¿Desde este 20 de enero, ya Trump Presidente, le interesa a usted lo global?

¿Así de fácil, y así de rápido se logra un cambio cultural en decenas de millones de habitantes de un país como México?

Es un viejo lugar común afirmar que a los mexicanos en general, poco o nada nos interesan los asuntos globales; más precisamente dicho, lo que pasa allá afuera, nos tiene sin cuidado.

Sin embargo, a raíz de la llegada del Sr. Donald Trump a la Presidencia de Estados Unidos hace dos meses, los espacios mediáticos en México se han visto inundados de notas donde, el único tema ha sido —y parece que durante un buen tiempo lo seguirá siendo—, Donald Trump, sus dichos y decisiones, así como sus ocurrencias desafortunadas, por decir lo menos de éstas últimas.

A la par de eso —lo cual, para decirlo claro, a no pocos nos tiene hartos—, no pocos son los que afirman que, más que informar, lo que se busca es desviar nuestra atención de los graves problemas estructurales que enfrenta México, desde hace una buena cantidad de años. En relación con esta posición, le preguntaría a usted: ¿La avalancha mediática con Donald Trump y su Presidencia como centro, en verdad lo ha llevado a interesarse en los asuntos globales, particularmente en la gobernación de aquél, y a desentenderse de nuestros problemas?

No pretendo, en modo alguno, insinuar siquiera que usted deba ser hoy un especialista en las relaciones bilaterales con Estados Unidos, como consecuencia obligada de la avalancha mediática que nos aplasta con notas de Trump; lo que me interesa es algo más simple: ¿Los medios, con esa campaña que según algunos parece estar orquestada, han logrado concretar lo que todavía hace unas semanas parecía imposible: hacer de usted una persona interesada en los asuntos globales?

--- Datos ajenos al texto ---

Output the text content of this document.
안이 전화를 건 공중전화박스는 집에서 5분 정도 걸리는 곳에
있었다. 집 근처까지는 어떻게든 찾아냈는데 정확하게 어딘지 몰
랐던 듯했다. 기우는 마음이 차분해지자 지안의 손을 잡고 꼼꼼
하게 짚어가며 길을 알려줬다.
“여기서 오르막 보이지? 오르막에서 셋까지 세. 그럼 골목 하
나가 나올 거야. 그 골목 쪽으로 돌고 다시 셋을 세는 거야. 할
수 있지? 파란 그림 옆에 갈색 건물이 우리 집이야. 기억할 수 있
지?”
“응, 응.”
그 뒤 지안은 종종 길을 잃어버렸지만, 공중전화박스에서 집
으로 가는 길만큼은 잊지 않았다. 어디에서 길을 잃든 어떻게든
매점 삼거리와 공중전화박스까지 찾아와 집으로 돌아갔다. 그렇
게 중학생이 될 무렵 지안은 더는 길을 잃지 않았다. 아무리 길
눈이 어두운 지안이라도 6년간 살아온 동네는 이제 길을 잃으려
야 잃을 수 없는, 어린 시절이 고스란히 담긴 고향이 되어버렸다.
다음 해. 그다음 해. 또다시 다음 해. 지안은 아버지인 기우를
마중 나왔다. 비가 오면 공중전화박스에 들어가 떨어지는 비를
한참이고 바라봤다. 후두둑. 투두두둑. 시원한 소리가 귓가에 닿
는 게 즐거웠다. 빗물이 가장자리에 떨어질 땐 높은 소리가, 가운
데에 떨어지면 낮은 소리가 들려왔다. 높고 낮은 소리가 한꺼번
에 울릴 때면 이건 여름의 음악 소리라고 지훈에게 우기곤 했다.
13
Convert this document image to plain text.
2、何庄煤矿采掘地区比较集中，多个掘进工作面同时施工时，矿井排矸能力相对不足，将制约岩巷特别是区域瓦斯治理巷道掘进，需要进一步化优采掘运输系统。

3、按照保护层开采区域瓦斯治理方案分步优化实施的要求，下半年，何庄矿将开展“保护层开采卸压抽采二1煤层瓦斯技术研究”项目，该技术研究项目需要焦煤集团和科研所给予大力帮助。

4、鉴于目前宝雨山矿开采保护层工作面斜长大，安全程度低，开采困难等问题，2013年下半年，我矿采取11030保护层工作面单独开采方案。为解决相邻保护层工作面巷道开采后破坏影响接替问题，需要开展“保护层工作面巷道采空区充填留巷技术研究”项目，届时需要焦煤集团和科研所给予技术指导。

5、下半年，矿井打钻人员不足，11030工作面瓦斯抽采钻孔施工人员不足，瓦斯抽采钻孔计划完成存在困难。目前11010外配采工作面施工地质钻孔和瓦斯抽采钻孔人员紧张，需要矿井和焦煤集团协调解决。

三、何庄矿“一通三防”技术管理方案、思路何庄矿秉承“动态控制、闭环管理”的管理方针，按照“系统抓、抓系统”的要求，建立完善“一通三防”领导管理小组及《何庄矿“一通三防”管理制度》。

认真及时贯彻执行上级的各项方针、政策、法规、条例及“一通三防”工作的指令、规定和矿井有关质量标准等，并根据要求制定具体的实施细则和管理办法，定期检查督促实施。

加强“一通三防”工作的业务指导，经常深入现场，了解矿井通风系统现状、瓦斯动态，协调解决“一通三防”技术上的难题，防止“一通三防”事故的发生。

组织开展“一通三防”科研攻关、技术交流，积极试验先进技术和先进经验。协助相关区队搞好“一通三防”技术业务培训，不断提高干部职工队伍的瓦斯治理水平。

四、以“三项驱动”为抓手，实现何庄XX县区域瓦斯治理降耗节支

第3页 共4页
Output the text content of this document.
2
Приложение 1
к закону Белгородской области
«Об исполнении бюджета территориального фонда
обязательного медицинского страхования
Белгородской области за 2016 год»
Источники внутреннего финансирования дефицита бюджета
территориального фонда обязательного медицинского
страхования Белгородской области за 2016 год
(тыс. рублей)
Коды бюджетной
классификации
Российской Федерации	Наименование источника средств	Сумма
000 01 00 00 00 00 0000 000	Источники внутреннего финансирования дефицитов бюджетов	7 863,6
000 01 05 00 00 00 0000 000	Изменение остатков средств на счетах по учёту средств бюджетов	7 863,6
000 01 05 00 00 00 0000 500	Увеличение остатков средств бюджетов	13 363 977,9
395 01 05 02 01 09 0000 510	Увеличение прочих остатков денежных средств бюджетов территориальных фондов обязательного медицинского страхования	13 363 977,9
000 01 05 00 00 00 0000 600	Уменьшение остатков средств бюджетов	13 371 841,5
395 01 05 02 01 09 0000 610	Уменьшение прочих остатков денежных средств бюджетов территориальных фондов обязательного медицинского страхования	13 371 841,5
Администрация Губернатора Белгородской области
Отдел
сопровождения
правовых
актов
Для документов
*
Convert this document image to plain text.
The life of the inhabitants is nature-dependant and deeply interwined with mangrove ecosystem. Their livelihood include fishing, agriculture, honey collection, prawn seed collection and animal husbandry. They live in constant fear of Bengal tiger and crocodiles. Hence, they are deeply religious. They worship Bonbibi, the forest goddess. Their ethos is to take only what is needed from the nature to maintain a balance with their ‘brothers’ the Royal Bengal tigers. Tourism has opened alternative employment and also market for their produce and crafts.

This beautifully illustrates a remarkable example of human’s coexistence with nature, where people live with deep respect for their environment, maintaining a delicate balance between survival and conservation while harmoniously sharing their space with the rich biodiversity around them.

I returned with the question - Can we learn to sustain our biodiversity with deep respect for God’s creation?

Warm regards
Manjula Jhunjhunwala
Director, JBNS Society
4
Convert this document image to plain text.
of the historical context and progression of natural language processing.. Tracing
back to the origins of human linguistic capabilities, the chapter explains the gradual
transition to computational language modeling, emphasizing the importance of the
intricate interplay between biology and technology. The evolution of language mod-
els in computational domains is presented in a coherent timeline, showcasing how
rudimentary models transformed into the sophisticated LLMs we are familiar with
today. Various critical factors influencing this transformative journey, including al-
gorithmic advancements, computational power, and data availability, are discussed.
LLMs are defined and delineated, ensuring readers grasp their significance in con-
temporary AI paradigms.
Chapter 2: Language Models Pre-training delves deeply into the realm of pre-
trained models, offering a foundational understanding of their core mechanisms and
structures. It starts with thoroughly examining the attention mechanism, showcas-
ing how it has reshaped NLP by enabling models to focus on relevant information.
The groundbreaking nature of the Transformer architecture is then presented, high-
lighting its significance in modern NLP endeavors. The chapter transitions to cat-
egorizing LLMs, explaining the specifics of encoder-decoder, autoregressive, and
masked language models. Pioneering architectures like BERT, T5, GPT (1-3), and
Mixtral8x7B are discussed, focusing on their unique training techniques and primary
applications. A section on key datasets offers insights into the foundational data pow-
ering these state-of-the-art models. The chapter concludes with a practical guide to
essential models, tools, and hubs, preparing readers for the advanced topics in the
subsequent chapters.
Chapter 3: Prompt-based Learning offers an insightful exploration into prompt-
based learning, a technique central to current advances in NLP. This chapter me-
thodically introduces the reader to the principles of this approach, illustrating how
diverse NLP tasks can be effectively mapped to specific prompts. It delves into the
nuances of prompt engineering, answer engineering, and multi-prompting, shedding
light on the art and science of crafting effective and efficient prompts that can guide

De ser cierto lo que aquéllos afirman, ¿será ése, entonces, el camino correcto para lograr un cambio profundo en el lector, radioescucha o televidente? ¿Así es como podríamos entonces, hacer que usted se interese en los graves problemas estructurales que desde hace decenios padecemos cotidianamente, sin haberles tirado un lazo siquiera?

¿Así de fácil, y así de rápido se logra un cambio cultural en decenas de millones de habitantes de un país como México? ¿Habrá alguien —con al menos dos dedos de frente—, que piense que ese cambio es posible así, con una avalancha de notas en los espacios mediáticos?

Por otra parte, preguntemos: ¿En verdad los promotores de tanta nota con Trump y su Presidencia como centro, les importa realmente que los mexicanos nos interesemos en los asuntos globales —empezando por el multicitado tema arriba—, y dejemos de lado lo que nos pasa en México? ¿Así de perversos y maquiavélicos son, y así de ingenuos somos, que donde quiera vemos conjuras y complós?

Le diré lo que pienso al respecto: Estoy convencido de que no hay —en modo alguno—, una acción concertada para que, mediante la utilización mediática de Donald Trump y su Presidencia, alguien interesado en lograr que desviemos la atención de nuestros problemas pudiere salirse con la suya.

Se requeriría ser muy ingenuo —para no utilizar otro adjetivo— para pensar, que a golpe de notas en los espacios mediáticos alguien podría lograr —casi instantáneamente—, que los mexicanos nos volcáremos a estar al pendiente de lo que dijere e hiciere el presidente Donald Trump.

Dejemos de ver conjuras por todos lados; los espacios mediáticos pronto encontrarán otro tema y nosotros, a querer y no, deberemos enfrentar nuestros problemas. Esto no significaría en modo alguno, ignorar lo que sucede allá afuera puesto que, nunca como ahora, todo importa y todo afecta.